Mchouga-Maboul. Photo: Theatre
Articles, Essays, Volume 7

The Theatrical Work Mchouga-Maboul: A Plunge into Moroccan Memory

The Theatrical Work Mchouga-Maboul: A Plunge into Moroccan Memory
By Lalla Nouzha Tahiri
Arab Stages, Volume 7 (Fall, 2017) 
©2017 by Martin E. Segal Theatre Center Publications

The author of this work is playwright Simon Elbaz, who is a native of Boujaâd in Morocco but has settled in France. Author, composer, and actor, he is the author of Mchouga-Maboul: Theatre versus Matrouz.[1]The Matrouz genre implies an artistic creation based on the intersection of languages ​​and music, Matrouz being an Arabic word that means interwoven. This genre is characterized by the association of poetry and music and the mixture of languages ​​inherited from the traditions of Andalusia. Given the distance of the playwright Simon Elbaz, now living in France, from his native Morocco and, given also his contact with other cultures, his theatrical work represents a real plunge into a collective memory. The return to a Moroccan past—a recurring theme of this study—is only done from another country and after a long separation. The encounter with the other, the distance from home, even the loss of the place of origin has made this work both a memorial and a dramatic performance, where the polyphonic indices contributing to its development, symbolizes the meeting between the past in the place of origin and the present in the host country.

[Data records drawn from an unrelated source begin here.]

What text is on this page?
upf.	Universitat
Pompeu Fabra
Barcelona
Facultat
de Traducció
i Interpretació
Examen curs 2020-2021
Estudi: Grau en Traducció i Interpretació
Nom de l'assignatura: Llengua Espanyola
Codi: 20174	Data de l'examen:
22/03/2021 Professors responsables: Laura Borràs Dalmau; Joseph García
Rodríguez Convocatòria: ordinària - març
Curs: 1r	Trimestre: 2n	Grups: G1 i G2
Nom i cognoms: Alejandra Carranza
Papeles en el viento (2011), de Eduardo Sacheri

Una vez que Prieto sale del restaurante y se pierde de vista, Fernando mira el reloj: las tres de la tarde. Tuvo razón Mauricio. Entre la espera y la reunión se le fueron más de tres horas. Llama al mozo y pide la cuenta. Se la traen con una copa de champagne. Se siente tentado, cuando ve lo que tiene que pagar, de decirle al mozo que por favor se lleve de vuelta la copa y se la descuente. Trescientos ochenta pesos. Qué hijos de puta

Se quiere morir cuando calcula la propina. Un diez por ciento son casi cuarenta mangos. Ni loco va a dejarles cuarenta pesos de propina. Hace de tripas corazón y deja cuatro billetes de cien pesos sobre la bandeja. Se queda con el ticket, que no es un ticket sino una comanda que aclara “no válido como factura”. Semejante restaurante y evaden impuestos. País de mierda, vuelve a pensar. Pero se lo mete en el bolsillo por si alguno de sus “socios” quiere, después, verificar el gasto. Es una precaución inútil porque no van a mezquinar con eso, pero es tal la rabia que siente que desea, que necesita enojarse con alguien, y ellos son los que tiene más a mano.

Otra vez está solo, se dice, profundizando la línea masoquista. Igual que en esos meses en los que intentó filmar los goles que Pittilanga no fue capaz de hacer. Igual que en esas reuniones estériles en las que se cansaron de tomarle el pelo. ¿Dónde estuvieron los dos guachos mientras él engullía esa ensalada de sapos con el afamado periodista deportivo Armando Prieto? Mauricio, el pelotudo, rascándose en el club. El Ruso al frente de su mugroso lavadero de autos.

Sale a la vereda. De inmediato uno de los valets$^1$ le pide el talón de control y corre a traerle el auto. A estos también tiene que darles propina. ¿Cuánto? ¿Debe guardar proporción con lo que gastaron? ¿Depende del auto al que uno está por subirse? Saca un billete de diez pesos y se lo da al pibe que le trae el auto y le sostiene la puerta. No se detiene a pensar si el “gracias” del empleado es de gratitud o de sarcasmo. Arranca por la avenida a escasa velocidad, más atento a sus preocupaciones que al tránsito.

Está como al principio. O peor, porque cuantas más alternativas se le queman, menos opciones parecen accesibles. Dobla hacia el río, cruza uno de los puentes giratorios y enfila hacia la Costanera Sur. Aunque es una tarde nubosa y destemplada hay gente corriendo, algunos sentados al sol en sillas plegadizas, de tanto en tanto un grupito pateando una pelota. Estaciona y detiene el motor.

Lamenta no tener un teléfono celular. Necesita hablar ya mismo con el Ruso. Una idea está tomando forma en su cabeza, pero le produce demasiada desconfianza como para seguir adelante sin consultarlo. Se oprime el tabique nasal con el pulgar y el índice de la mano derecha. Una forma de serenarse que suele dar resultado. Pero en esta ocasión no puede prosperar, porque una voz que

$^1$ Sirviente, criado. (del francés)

Reading the work, one realizes the considerable work of memory which uses both the narrative and dramatic mode and which employs various constituent elements (singing, music, dance, story, trance, proverb, insult, the grotesque, parody) as well as various speaking modes (spiritual, political, historical, national). The author creates a dramatic atmosphere through which he manages to offer a dual aspect of his characters (the storyteller and Mchouga) and to draw first a sketch of Moroccan culture that is meant to be general, but also a more specific picture of the Judeo-Moroccan memory. One wonders then if memory is used here to reinforce the theatrical representation of the place or if it is the place, lost and imagined, which comes to the aid of the memory, since both evolve between memory and history.